The Senior Performance and Scalability Engineer is responsible for ensuring that production systems are scaled to support new products and traffic growth.
This is a direct hire role and our client is open to having candidates sit in either Minneapolis, MN or Raleigh, NC.
* Define best practices related to dependency handling, scalability, and performance monitoring. Collaborate with the Software Development teams to ensure best practices are part of the design.
* Develop and maintain the test framework to support post-deployment and performance testing in production environment. Collaborate with SREs and Software Engineers to develop tests for all products.

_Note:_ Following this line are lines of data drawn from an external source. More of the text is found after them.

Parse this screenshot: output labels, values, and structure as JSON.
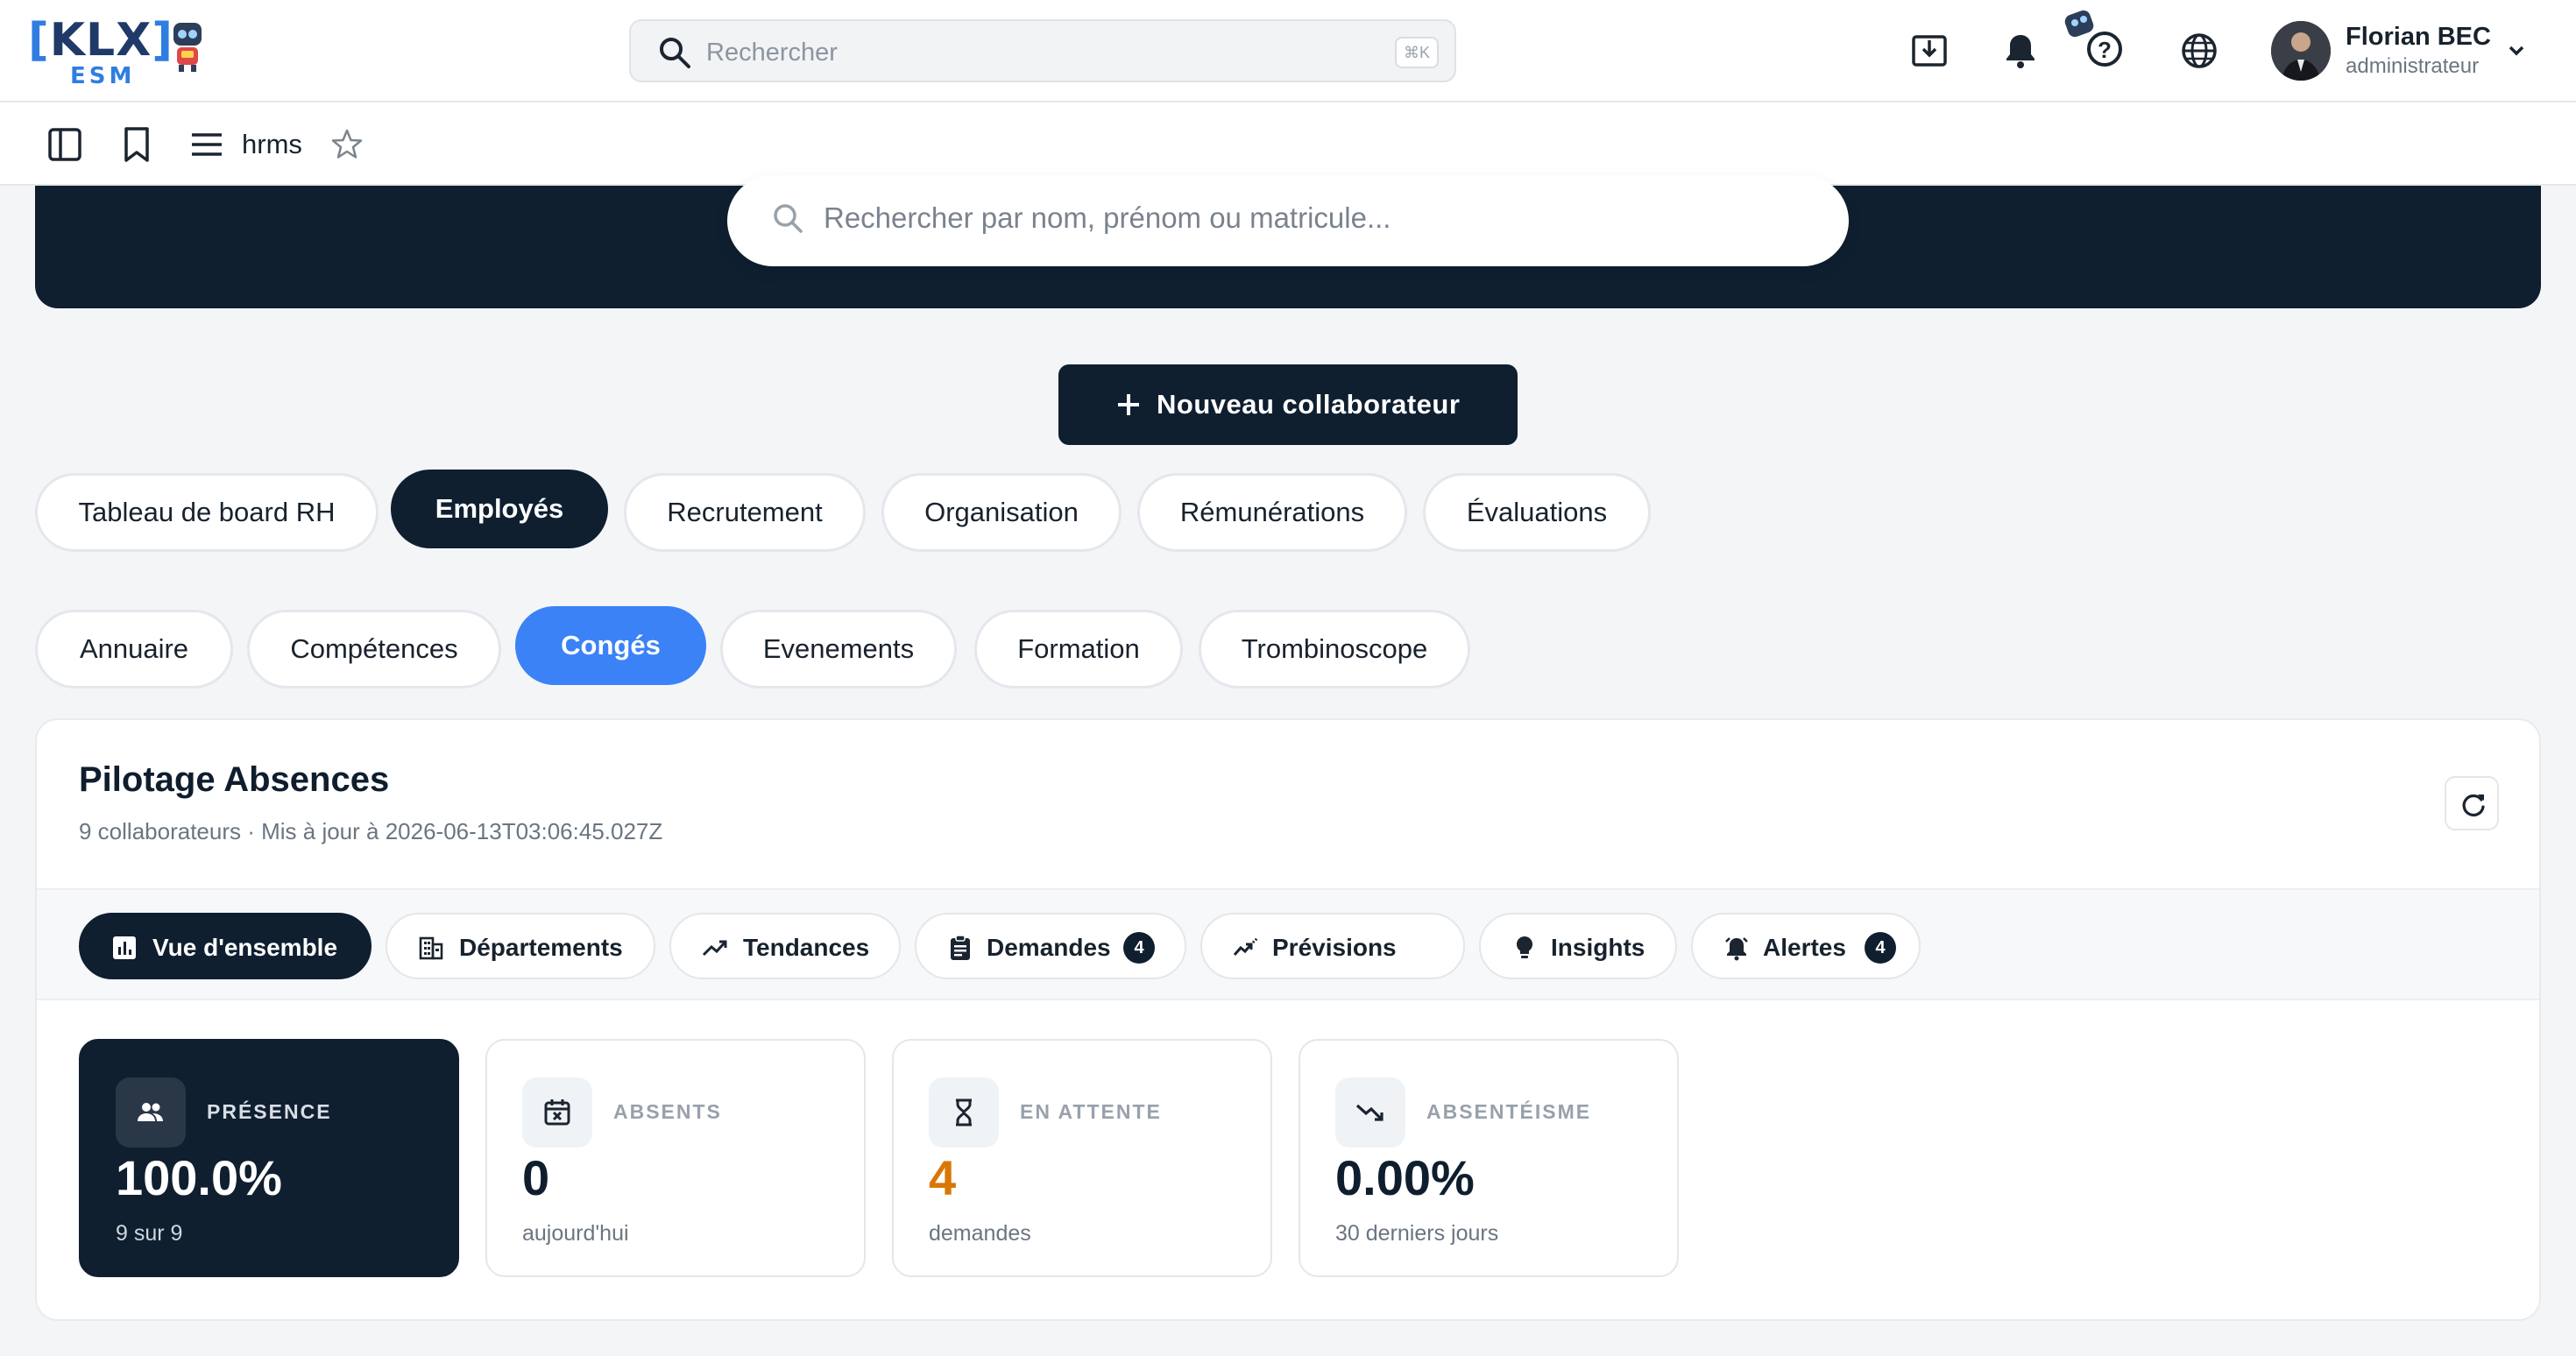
{
  "header": {
    "logo_text": "KLX",
    "logo_sub": "ESM",
    "search_placeholder": "Rechercher",
    "search_shortcut": "⌘K",
    "user": {
      "name": "Florian BEC",
      "role": "administrateur"
    }
  },
  "subbar": {
    "app_name": "hrms"
  },
  "hero": {
    "search_placeholder": "Rechercher par nom, prénom ou matricule..."
  },
  "cta": {
    "label": "Nouveau collaborateur"
  },
  "main_tabs": [
    {
      "label": "Tableau de board RH",
      "active": false
    },
    {
      "label": "Employés",
      "active": true
    },
    {
      "label": "Recrutement",
      "active": false
    },
    {
      "label": "Organisation",
      "active": false
    },
    {
      "label": "Rémunérations",
      "active": false
    },
    {
      "label": "Évaluations",
      "active": false
    }
  ],
  "sub_tabs": [
    {
      "label": "Annuaire",
      "active": false
    },
    {
      "label": "Compétences",
      "active": false
    },
    {
      "label": "Congés",
      "active": true
    },
    {
      "label": "Evenements",
      "active": false
    },
    {
      "label": "Formation",
      "active": false
    },
    {
      "label": "Trombinoscope",
      "active": false
    }
  ],
  "card": {
    "title": "Pilotage Absences",
    "subtitle": "9 collaborateurs · Mis à jour à 2026-06-13T03:06:45.027Z",
    "tabs": [
      {
        "label": "Vue d'ensemble",
        "icon": "bar-chart-icon",
        "active": true
      },
      {
        "label": "Départements",
        "icon": "building-icon",
        "active": false
      },
      {
        "label": "Tendances",
        "icon": "trending-up-icon",
        "active": false
      },
      {
        "label": "Demandes",
        "icon": "clipboard-icon",
        "badge": "4",
        "active": false
      },
      {
        "label": "Prévisions",
        "icon": "forecast-icon",
        "active": false
      },
      {
        "label": "Insights",
        "icon": "lightbulb-icon",
        "active": false
      },
      {
        "label": "Alertes",
        "icon": "alarm-icon",
        "badge": "4",
        "active": false
      }
    ],
    "kpis": [
      {
        "label": "PRÉSENCE",
        "value": "100.0%",
        "sub": "9 sur 9",
        "icon": "people-icon"
      },
      {
        "label": "ABSENTS",
        "value": "0",
        "sub": "aujourd'hui",
        "icon": "calendar-x-icon"
      },
      {
        "label": "EN ATTENTE",
        "value": "4",
        "sub": "demandes",
        "icon": "hourglass-icon"
      },
      {
        "label": "ABSENTÉISME",
        "value": "0.00%",
        "sub": "30 derniers jours",
        "icon": "trending-down-icon"
      }
    ]
  },
  "colors": {
    "navy": "#0f1f30",
    "blue": "#3b82f6",
    "orange": "#d97706"
  }
}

* Design and implement dashboards and alerts to assist with systems scaling and performance evaluation.
* Proactively address performance issues and scalability concerns.

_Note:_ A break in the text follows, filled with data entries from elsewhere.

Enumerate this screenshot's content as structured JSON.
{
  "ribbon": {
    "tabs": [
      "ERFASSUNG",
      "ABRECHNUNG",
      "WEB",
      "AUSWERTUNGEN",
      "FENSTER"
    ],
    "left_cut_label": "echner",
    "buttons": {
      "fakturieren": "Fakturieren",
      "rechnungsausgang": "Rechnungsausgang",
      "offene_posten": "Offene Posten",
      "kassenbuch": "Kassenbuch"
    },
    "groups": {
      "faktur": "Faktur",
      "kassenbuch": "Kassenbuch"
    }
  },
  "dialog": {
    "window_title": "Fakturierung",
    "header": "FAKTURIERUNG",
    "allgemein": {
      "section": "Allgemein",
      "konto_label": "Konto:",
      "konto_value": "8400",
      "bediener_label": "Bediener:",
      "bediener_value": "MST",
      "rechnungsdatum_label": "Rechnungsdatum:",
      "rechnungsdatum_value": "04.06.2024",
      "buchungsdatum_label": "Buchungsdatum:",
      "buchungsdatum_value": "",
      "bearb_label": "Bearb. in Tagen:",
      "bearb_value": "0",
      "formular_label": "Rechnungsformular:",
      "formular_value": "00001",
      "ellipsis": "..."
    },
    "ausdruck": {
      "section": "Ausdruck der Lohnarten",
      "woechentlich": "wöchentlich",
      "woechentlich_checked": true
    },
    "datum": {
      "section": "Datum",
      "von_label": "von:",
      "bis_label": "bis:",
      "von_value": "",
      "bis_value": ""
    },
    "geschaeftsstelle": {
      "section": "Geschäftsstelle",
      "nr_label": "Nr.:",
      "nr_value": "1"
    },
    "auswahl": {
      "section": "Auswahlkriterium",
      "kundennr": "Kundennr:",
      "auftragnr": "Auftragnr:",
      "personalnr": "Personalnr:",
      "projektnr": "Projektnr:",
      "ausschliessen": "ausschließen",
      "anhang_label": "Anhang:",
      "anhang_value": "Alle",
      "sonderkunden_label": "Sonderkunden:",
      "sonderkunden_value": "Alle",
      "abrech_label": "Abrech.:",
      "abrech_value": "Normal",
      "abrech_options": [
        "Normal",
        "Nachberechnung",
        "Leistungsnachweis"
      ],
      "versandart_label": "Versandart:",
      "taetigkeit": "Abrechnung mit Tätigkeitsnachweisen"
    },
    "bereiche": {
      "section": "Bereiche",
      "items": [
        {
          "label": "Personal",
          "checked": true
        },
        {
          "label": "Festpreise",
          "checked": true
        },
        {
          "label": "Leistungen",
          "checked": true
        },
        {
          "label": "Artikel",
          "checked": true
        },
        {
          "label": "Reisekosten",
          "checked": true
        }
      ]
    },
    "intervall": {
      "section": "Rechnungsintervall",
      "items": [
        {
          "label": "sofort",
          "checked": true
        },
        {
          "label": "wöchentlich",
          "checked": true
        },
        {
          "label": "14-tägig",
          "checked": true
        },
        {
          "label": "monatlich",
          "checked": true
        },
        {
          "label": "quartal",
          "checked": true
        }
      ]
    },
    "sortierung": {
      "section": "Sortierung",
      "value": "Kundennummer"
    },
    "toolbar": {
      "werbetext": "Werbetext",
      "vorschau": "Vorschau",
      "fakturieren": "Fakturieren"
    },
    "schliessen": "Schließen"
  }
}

* Serve as a subject matter expert on all matters related to the service operations and a first level of escalation for any issues. Troubleshoot and provide root cause analysis for issues spanning code, network, database and systems components.
* Assist SREs in development of product specific scalability requirements.

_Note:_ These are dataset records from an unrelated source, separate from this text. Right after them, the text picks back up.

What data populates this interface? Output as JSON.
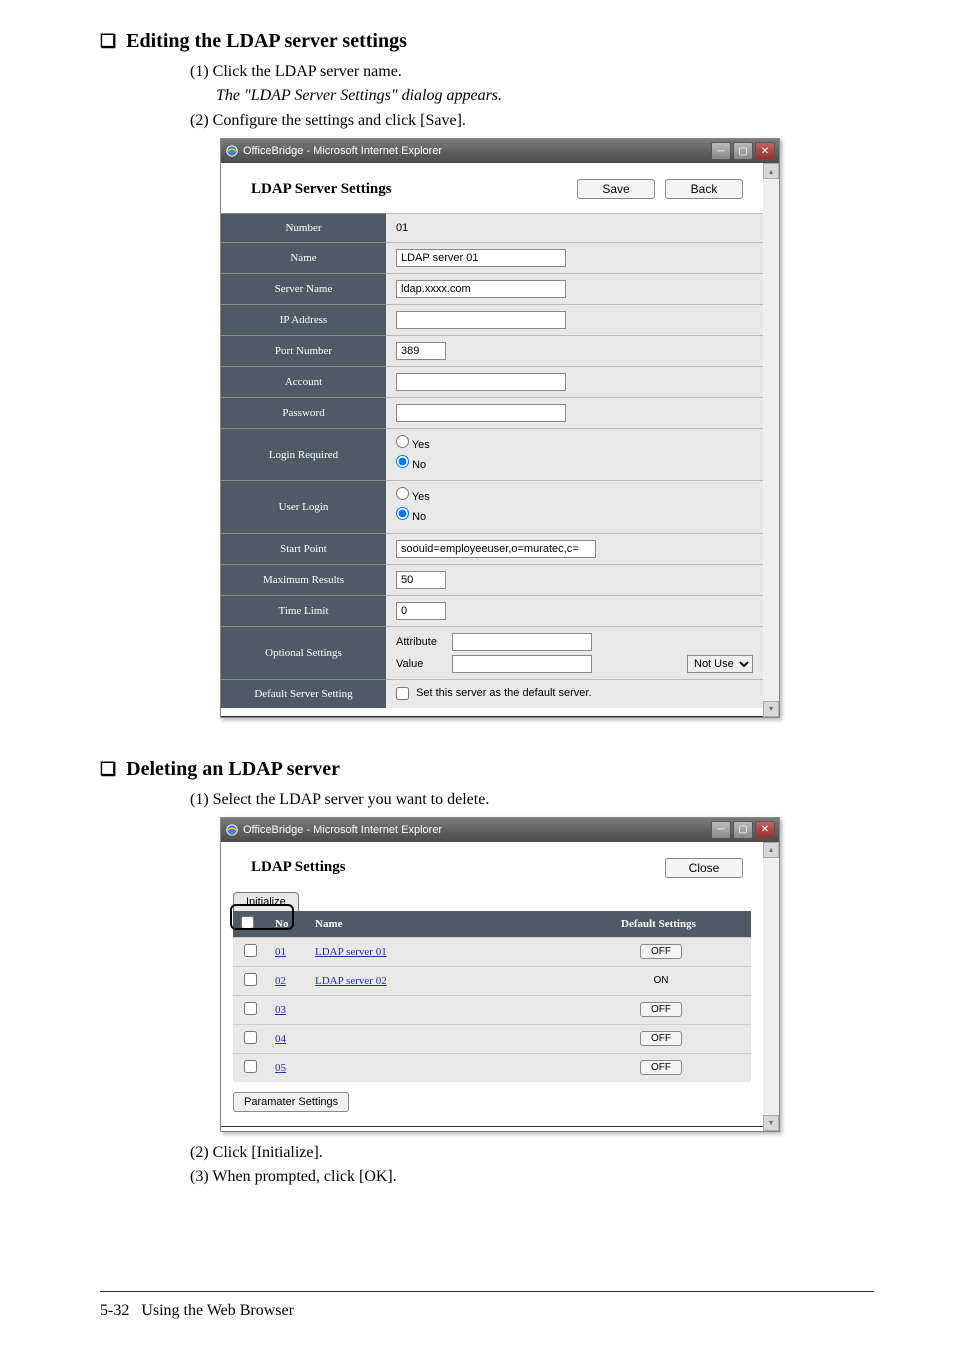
{
  "section1": {
    "heading": "Editing the LDAP server settings",
    "step1": "(1) Click the LDAP server name.",
    "step1_italic": "The \"LDAP Server Settings\" dialog appears.",
    "step2": "(2) Configure the settings and click [Save]."
  },
  "ie_title": "OfficeBridge - Microsoft Internet Explorer",
  "dlg1": {
    "title": "LDAP Server Settings",
    "save": "Save",
    "back": "Back",
    "rows": {
      "number_label": "Number",
      "number_val": "01",
      "name_label": "Name",
      "name_val": "LDAP server 01",
      "server_label": "Server Name",
      "server_val": "ldap.xxxx.com",
      "ip_label": "IP Address",
      "ip_val": "",
      "port_label": "Port Number",
      "port_val": "389",
      "account_label": "Account",
      "account_val": "",
      "password_label": "Password",
      "password_val": "",
      "login_req_label": "Login Required",
      "yes": "Yes",
      "no": "No",
      "user_login_label": "User Login",
      "start_label": "Start Point",
      "start_val": "soouid=employeeuser,o=muratec,c=",
      "max_label": "Maximum Results",
      "max_val": "50",
      "time_label": "Time Limit",
      "time_val": "0",
      "opt_label": "Optional Settings",
      "opt_attr": "Attribute",
      "opt_value": "Value",
      "opt_select": "Not Use",
      "default_label": "Default Server Setting",
      "default_cb": "Set this server as the default server."
    }
  },
  "section2": {
    "heading": "Deleting an LDAP server",
    "step1": "(1) Select the LDAP server you want to delete.",
    "step2": "(2) Click [Initialize].",
    "step3": "(3) When prompted, click [OK]."
  },
  "dlg2": {
    "title": "LDAP Settings",
    "close": "Close",
    "tab": "Initialize",
    "cols": {
      "no": "No",
      "name": "Name",
      "def": "Default Settings"
    },
    "rows": [
      {
        "no": "01",
        "name": "LDAP server 01",
        "def": "OFF"
      },
      {
        "no": "02",
        "name": "LDAP server 02",
        "def": "ON"
      },
      {
        "no": "03",
        "name": "",
        "def": "OFF"
      },
      {
        "no": "04",
        "name": "",
        "def": "OFF"
      },
      {
        "no": "05",
        "name": "",
        "def": "OFF"
      }
    ],
    "param_btn": "Paramater Settings"
  },
  "footer": {
    "page": "5-32",
    "title": "Using the Web Browser"
  }
}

* Define infrastructure requirements and architecture. Ensure the infrastructure meets performance and capacity requirements.
* Understand application dependencies, review dependency handling and health checks.
Evaluate whether the dependency reliability is adequate to meet SLOs
* Provide technical leadership and mentoring to other members of Operations Services team
* Participate in on-call rotation
* Bachelor degree in computer science, information sciences or related field or equivalent experience
* Ability to analyze network traces and troubleshoot application performance problems
* Ability to conceptualize a distributed service, it's dependencies and the transactional flow
* Experience with Unix/Linux and Windows operating system administration and networking architecture
* Experience providing technical leadership and architectural guidance to Software Development teams.
* 7+ years proven development skills in one or more programming languages: Python, Java, Go, Ruby, shell scripting or similar
* 7+ years of software development, automation or infrastructure as code experience
* Cloud infrastructure as code experience, e.g., Terraform, CloudFormation
* Experience with configuration management tools Ansible, Chef, Puppet, Salt, and application schedulers like Kubernetes, Nomad, DockerSwam.
* Experience monitoring/supporting Kafka, IBM MQ.
* Experience querying SQL and No SQL databases. Familiarity with Oracle, Hadoop or Cassandra database architecture.
* Experience building CI/CD tools (Jenkins, Teamcity) for a production application in an enterprise environment
* Demonstrated ability to triage processing bottlenecks
* Experience with monitoring systems: Influx, Splunk, Zenoss, AppDynamics or similar
* Experience troubleshooting certificate issues and PKI infrastructure
* Experience evaluating and implementing new technical solutions
We are an equal opportunity employer and make hiring decisions based on merit. Recruitment, hiring, training, and job assignments are made without regard to race, color, national origin, age, ancestry, religion, sex, sexual orientation, gender identity, gender expression, marital status, disability, or any other protected classification. We consider all qualified applicants, including those with criminal histories, in a manner consistent with state and local laws, including the City of Los Angeles' Fair Chance Initiative for Hiring Ordinance.